Peu après les faits, Edgar Poe publia en feuilleton une nouvelle, «Le Mystère de Marie Roget»1. Il y «transposait la scène à Paris et francisait les noms des protagonistes:
Son intention avouée, et d'une rare audace, était de résoudre ainsi, non plus le problème fabriqué d'un crime fictif, comme dans la Rue Morgue, mais l'authentique énigme d'un vrai crime.»

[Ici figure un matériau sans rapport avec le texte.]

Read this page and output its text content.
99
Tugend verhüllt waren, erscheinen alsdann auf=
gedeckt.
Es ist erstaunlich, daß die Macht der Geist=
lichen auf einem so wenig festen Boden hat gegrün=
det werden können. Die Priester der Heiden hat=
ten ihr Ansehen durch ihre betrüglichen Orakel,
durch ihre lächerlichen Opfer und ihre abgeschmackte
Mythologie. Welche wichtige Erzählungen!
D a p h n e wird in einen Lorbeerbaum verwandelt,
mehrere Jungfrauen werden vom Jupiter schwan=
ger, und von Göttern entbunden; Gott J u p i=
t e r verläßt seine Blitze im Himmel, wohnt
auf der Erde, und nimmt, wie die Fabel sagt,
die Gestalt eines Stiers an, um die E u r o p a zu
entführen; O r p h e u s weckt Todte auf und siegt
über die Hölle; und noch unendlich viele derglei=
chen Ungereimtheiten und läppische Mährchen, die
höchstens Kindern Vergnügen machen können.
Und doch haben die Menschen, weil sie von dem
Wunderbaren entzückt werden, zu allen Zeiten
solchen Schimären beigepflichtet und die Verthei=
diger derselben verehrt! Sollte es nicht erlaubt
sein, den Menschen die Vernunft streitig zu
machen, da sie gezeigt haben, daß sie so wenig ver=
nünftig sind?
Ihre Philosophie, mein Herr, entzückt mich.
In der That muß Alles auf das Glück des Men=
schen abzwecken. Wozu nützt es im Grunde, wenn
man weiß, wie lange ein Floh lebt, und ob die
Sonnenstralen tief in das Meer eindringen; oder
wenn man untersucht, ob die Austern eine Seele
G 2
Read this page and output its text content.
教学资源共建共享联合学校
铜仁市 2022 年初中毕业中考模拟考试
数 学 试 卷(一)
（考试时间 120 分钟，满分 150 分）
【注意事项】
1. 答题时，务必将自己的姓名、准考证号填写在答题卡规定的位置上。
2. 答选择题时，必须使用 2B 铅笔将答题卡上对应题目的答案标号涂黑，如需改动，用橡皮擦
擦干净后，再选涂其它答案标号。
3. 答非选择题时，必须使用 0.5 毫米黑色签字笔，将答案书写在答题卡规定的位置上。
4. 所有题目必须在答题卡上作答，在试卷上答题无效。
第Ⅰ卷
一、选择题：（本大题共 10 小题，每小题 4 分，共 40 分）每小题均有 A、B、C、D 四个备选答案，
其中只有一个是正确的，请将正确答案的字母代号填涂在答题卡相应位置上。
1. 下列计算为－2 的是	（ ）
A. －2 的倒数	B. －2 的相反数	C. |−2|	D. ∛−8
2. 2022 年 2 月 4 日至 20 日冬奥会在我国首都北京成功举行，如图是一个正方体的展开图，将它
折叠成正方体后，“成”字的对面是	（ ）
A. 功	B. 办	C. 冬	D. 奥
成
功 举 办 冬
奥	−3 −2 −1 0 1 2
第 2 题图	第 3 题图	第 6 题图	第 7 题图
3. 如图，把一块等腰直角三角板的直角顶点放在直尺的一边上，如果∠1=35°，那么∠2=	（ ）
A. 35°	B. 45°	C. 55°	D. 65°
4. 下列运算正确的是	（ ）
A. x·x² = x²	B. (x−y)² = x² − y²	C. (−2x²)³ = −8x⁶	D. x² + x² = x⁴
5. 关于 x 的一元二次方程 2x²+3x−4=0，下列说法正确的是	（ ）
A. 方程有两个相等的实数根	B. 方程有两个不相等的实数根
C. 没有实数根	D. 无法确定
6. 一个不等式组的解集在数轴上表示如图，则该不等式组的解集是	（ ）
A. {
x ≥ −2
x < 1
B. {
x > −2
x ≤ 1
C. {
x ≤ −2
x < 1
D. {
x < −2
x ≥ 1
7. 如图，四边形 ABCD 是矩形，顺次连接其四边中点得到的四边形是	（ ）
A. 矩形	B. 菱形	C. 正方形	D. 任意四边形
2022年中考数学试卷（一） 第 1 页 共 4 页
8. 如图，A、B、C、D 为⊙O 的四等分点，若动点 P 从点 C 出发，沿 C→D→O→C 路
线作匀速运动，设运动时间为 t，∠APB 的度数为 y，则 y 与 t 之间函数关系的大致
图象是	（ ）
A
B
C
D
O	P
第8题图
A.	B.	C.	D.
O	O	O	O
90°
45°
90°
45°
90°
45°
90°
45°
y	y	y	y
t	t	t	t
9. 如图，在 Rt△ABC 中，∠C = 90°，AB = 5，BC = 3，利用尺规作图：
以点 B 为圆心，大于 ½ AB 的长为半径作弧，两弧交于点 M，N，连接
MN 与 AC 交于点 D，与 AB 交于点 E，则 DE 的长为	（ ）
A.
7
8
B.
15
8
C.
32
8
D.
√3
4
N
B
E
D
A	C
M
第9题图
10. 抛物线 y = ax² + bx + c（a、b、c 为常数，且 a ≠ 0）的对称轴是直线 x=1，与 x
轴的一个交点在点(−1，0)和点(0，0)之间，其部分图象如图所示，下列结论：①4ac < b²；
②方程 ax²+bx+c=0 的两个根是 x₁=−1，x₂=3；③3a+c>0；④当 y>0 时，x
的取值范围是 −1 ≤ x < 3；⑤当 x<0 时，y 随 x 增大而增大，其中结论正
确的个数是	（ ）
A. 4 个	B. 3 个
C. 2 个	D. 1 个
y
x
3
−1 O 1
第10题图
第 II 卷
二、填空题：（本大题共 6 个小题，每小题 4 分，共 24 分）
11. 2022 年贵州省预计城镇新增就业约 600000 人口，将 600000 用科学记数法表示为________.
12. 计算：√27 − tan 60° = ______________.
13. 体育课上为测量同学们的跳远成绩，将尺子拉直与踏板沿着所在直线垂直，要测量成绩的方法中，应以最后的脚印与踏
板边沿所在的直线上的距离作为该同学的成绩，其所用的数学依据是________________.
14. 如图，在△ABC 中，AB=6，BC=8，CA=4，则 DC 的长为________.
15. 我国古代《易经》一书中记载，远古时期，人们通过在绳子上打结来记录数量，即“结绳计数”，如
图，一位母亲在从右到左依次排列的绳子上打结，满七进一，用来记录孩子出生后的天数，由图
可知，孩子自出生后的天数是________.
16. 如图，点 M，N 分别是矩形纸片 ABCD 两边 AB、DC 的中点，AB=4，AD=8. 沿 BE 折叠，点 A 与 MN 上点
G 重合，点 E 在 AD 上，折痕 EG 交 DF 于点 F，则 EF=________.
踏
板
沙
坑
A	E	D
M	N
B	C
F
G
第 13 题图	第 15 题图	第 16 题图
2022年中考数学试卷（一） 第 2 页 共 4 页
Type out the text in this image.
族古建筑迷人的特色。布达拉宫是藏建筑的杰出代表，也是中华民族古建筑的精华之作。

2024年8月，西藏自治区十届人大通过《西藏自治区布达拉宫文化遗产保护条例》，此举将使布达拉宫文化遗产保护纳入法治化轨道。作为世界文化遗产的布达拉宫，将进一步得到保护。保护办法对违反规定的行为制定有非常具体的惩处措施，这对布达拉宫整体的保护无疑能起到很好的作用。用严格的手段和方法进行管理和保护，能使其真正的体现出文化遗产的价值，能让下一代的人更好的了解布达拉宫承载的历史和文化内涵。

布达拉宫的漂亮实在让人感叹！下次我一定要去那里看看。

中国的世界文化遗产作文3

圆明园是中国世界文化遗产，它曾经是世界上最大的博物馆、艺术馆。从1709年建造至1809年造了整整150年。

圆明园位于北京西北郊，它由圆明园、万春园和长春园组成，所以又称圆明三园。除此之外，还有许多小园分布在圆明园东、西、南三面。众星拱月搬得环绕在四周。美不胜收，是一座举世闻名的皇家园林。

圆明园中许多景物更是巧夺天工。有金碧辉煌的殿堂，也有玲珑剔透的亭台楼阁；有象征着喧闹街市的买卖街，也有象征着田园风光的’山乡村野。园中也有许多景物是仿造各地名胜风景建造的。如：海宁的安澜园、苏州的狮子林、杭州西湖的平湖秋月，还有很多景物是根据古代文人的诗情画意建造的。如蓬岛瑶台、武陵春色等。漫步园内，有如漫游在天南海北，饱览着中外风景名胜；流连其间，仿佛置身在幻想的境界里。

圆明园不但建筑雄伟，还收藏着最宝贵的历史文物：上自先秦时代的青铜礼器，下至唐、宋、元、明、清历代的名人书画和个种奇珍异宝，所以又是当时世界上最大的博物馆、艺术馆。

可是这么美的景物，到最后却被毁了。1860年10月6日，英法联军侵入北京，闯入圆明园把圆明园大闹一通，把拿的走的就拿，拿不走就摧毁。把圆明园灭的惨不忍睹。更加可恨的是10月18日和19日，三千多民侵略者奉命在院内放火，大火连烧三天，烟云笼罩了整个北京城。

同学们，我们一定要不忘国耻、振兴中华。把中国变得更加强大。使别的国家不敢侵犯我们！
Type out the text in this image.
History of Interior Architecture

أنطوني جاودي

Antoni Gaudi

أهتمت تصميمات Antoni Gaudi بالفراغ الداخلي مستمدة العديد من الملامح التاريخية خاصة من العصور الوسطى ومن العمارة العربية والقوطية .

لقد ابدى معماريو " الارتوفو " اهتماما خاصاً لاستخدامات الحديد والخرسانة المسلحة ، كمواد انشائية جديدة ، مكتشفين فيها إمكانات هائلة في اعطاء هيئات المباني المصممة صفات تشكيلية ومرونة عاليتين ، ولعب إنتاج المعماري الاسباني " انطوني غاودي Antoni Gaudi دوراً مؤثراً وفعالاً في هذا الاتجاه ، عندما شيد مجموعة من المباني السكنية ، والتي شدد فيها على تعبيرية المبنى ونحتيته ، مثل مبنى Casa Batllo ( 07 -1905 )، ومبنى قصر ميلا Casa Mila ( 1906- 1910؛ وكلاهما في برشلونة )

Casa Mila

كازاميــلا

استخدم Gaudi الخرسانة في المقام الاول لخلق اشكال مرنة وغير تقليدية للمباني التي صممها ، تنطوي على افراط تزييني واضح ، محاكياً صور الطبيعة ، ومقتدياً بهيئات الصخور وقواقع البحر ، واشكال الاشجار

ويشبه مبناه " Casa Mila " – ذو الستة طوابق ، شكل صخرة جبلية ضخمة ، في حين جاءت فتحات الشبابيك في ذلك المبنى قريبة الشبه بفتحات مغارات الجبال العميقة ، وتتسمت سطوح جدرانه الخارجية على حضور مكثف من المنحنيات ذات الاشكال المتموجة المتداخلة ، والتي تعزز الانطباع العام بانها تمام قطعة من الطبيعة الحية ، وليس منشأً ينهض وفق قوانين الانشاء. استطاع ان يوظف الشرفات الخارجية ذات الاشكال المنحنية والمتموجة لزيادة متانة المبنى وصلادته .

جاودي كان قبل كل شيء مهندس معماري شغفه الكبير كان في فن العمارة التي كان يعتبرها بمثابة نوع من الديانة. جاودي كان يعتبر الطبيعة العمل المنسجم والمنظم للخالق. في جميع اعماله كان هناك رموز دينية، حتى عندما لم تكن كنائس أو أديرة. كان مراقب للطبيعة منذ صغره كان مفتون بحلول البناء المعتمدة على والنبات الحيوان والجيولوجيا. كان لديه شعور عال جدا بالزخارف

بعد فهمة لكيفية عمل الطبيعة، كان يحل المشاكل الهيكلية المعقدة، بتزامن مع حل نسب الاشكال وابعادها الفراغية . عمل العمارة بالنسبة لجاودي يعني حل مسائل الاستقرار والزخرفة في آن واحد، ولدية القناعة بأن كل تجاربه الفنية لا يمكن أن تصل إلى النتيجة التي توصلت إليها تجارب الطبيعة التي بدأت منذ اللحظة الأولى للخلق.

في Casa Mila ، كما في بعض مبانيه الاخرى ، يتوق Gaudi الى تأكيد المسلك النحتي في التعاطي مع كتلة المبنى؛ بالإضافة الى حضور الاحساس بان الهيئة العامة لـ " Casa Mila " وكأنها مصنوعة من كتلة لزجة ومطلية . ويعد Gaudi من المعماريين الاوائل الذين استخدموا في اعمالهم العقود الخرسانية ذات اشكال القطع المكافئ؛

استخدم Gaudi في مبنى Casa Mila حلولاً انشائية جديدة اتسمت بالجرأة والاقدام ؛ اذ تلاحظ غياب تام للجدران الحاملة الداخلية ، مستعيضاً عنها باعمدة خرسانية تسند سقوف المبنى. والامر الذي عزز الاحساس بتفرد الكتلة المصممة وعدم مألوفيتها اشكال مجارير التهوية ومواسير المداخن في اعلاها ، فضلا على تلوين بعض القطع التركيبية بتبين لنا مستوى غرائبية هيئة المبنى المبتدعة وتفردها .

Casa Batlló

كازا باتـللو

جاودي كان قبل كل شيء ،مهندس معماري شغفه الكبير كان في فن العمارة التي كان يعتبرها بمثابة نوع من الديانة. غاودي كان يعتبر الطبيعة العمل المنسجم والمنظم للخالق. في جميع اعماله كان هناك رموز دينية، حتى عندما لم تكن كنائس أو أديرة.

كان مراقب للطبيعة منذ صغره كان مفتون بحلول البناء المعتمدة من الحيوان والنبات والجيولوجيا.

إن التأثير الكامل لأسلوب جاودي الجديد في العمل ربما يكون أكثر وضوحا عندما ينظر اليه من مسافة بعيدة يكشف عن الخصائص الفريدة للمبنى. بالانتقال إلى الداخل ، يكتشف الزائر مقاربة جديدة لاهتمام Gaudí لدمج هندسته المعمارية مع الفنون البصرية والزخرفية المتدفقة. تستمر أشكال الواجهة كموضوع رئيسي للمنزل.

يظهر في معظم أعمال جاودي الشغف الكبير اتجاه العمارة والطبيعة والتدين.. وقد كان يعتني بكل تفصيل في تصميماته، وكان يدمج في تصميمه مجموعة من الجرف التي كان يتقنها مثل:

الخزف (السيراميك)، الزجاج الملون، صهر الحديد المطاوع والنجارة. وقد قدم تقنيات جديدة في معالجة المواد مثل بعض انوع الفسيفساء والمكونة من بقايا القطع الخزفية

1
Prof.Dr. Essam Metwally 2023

Sur ses traces, Étienne Barilier, non moins audacieux, essaie à son tour de résoudre cette énigme, parce que ce que dit Edgar Poe de l'affaire ne le convainc pas.
Comme il est difficile d'avoir des certitudes, le livre, basé sur des conjectures, se présente sous la forme d'un roman, dont les sources figurent en fin de volume.
Ce qui est singulier dans cette histoire est que la victime a été conçue hors mariage, dans un milieu puritain, et que «l’on fit passer [sa] grand-mère pour [sa] mère»…
Sa vraie mère est morte à trente ans, en 1830: Il est possible qu'on l'ait éloignée de sa fille dès la naissance de celle-ci et que cette dernière ait été en mal d'affection.
Trois ans après le décès de son mari, en 1837, Phoebe Rogers quitte Lyme, cité du Connecticut, pour s'installer, avec Mary, à New York, où vit une de ses soeurs.
À l'époque, New York est une ville dangereuse, a fortiori pour la belle jeune fille qu'est devenue Mary qui commence d'y travailler comme cigarière chez Anderson:
«Étrange travail pour une jeune fille, et la seule de son sexe derrière le vaste comptoir en U, que de présenter des cigares à des messieurs…»
Quoi qu'il en soit, elle ne passe pas inaperçue de la gent masculine si bien que la presse locale fait des portraits d'elle, qui insistent sur sa beauté et son «dark smile».
Mary disparaît une première fois le 4 octobre 1838. Les journaux s'en font l'écho. Mais, peu après, elle réapparaît, sans que personne ne sache où elle est allée.
Mary ne revient qu'un temps chez Anderson. Un de ses demi-frères, fortune faite, acquiert une pension de famille où elle travaillera «à toutes tâches ménagères».
Les pensionnaires seront les premiers soupçonnés du meurtre de Mary, dont le corps a été découvert par des promeneurs, alors qu'il dérivait sur l'Hudson River.
La scène de crime est découverte un peu plus tard, par hasard, par des jeunes gens. Les vêtements de Mary sont retrouvés dans un fourré situé un mile en amont.
Étienne Barilier fait l'examen critique des thèses retenues, dans l'ordre chronologique, et des présomptions de culpabilité, sans qu'il soit possible de trancher.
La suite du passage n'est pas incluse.